## 2.1 Undestanding terminology

- More complex events can be determined as union, intersection or complement of the simpler events

\[\begin{align} P(A \cup B)&=\text{probabillity of occurrence of A or B or at least one of them} \\ \\ P(A \cap B)&=\text{probabillity of occurrence of A and B at the same time} \\ \\ P(\overline{A})&=\text{probabillity of non-occurrence of A} \end{align}\]

- If \(A\) and \(B\) are mutually exclusive events, \(P(A \cap B)=0\), we can apply addition rule, and if they are independent we can apply multiplication rule:

\[\begin{align} P(A \cup B)&=P(A)+P(B)\\ \\ P(A \cap B)&=P(A) \cdot P(B)\\ \tag{2.3} \end{align}\]

Probability \(P(A \cap B)\) is often called joint probability

If events are not independent the conditional probability makes sense

The conditional probability \(P(A | B)\) is the probability that event \(A\) will occur given that event \(B\) has already occurred

\[\begin{align} P(A | B)&=\frac{P(A \cap B)}{P(B)}\\ \\ P(B | A)&=\frac{P(A \cap B)}{P(A)}\\ \tag{2.4} \end{align}\]

**Example 2.1 **The experiment consists of tossing two coins. Let event \(A=\)“at least one head occurred”, \(B=\)“two tails occurred”, and \(C=\)“the same outcome on both coins”. Determine the following:

\(S=\){}

\(P(A)=\)___________

\(P(B)=\)___________

\(P(C)=\)___________

Which events are mutually exclusive?

Which events are complementary?

\(P(A \cup B)=\)___________

\(P(B \cup C)=\)___________

\(P(A \cap C)=\)___________

Are events \(A\) and \(C\) independent?

\(P(A | C)=\)___________

\(P(C| A)=\)___________

**Example 2.2 **Let event \(G=\)“taking a meth class”. Let event \(H=\)“taking a science class”. Then, \(G \cap H=\)“taking a math class and a science class”. Suppose \(P(A)=0.6\), \(P(H)=0.5\), and \(P(G \cap H)=0.3\). Are \(G\) and \(H\) independent?
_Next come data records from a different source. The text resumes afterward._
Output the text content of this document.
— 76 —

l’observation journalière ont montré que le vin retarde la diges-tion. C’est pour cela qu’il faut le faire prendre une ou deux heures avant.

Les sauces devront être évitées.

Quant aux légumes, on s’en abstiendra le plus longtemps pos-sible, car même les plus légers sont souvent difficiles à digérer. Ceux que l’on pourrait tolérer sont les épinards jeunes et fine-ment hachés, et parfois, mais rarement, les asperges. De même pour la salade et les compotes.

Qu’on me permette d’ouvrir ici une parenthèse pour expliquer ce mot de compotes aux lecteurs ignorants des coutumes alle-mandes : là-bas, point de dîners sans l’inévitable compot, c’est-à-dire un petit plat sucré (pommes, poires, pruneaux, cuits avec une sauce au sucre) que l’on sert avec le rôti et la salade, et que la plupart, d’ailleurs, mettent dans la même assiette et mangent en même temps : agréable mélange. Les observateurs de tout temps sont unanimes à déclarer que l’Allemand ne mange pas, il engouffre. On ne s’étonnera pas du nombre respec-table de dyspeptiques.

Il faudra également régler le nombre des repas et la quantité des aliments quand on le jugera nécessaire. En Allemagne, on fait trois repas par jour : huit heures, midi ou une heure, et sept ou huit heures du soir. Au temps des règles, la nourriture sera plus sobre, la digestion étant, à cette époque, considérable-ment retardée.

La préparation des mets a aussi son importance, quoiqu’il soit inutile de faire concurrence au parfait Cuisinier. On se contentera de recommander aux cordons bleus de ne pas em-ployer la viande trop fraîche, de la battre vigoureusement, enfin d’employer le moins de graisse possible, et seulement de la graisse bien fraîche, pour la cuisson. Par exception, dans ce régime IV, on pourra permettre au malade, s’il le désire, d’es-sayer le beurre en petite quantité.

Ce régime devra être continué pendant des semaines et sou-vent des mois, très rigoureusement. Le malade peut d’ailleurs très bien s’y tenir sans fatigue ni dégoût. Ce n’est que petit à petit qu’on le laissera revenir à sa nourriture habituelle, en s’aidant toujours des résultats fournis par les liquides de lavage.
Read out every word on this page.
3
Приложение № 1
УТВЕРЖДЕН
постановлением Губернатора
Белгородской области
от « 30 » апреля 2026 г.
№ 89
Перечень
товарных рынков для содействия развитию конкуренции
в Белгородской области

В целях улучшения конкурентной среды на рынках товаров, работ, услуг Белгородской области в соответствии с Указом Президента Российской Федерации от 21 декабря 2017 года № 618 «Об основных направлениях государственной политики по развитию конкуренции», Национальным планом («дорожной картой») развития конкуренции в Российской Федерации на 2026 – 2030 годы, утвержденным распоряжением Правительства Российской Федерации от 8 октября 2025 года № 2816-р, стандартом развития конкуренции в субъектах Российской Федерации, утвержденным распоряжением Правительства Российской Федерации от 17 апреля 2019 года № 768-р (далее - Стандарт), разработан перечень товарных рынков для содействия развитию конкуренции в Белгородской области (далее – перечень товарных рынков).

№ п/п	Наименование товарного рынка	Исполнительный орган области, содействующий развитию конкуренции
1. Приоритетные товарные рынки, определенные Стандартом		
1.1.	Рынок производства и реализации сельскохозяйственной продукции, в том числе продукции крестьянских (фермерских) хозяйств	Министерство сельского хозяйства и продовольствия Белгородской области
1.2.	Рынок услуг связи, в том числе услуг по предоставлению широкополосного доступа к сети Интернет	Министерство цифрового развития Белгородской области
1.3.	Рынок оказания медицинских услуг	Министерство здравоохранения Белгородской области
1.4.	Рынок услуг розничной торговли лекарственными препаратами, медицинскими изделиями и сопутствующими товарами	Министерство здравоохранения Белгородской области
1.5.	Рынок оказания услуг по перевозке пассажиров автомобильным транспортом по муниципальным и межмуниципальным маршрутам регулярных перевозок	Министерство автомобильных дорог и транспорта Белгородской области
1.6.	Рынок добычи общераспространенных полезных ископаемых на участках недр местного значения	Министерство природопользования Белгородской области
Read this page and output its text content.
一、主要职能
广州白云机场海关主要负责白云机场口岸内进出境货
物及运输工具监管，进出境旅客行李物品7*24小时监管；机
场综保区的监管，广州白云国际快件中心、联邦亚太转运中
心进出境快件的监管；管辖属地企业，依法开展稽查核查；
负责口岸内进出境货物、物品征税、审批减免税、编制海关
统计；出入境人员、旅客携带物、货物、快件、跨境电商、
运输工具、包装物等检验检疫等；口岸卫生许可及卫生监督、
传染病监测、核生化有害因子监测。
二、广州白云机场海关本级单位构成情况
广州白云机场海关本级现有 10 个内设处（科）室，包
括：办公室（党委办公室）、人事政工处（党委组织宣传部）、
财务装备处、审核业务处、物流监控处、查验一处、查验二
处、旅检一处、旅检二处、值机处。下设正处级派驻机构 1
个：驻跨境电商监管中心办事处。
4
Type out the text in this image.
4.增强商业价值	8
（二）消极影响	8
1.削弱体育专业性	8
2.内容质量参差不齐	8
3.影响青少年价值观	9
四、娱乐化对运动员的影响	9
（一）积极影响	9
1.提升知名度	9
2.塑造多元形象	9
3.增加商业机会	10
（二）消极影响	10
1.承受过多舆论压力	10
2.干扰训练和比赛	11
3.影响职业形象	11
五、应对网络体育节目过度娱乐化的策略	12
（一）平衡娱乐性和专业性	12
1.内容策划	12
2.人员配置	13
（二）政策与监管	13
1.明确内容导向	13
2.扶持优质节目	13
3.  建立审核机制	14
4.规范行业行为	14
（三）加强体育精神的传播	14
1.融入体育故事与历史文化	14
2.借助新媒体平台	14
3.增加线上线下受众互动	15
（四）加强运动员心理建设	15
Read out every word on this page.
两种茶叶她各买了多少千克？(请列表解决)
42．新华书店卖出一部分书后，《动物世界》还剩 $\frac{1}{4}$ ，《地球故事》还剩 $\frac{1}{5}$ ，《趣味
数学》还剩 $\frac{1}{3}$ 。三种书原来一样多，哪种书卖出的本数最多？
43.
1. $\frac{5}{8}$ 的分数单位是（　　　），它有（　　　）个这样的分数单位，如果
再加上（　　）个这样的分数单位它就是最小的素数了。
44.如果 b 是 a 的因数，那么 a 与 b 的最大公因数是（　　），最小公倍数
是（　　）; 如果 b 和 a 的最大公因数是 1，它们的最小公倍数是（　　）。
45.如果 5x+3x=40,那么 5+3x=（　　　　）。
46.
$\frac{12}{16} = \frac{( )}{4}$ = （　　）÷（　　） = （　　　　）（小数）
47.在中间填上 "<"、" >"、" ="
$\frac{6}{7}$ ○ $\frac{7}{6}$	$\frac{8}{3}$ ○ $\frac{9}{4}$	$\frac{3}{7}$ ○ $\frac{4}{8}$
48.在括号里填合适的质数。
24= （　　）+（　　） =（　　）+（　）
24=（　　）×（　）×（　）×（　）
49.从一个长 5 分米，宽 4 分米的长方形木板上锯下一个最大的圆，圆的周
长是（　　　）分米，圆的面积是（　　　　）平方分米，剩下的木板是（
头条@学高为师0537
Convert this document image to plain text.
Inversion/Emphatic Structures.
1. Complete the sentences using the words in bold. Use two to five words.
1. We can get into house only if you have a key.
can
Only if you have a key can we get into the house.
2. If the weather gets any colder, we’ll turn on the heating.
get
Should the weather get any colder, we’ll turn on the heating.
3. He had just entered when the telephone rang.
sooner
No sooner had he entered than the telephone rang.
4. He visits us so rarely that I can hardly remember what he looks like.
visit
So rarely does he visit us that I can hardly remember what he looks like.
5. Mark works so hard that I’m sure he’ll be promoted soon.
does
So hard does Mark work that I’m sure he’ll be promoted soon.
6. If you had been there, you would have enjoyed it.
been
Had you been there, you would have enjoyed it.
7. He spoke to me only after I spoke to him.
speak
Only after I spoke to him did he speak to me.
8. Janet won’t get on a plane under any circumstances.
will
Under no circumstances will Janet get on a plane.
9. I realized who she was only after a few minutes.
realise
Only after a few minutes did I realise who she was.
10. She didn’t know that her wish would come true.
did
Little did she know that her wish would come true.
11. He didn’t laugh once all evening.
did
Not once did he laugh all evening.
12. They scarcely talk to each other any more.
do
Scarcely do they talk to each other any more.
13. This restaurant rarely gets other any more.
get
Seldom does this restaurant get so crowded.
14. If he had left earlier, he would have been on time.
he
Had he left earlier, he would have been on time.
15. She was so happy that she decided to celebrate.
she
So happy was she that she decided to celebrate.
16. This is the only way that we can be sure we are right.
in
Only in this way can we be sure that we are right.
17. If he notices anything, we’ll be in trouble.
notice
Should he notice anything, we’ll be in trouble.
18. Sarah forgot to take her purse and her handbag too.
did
**Example 2.3 **One high school has 200 seniors of whom 140 will be going to college next year. Forty will be going directly to work. The remainder are taking a gap year. Fifty of the seniors going to college play sports. Thirty of the seniors going directly to work play sports. Five of the seniors taking a gap year play sports.

What is the probability that a senior is taking a gap year?

What is the probability that a senior does not play sports?

What is the probability that a senior is taking a gap year if he plays sports?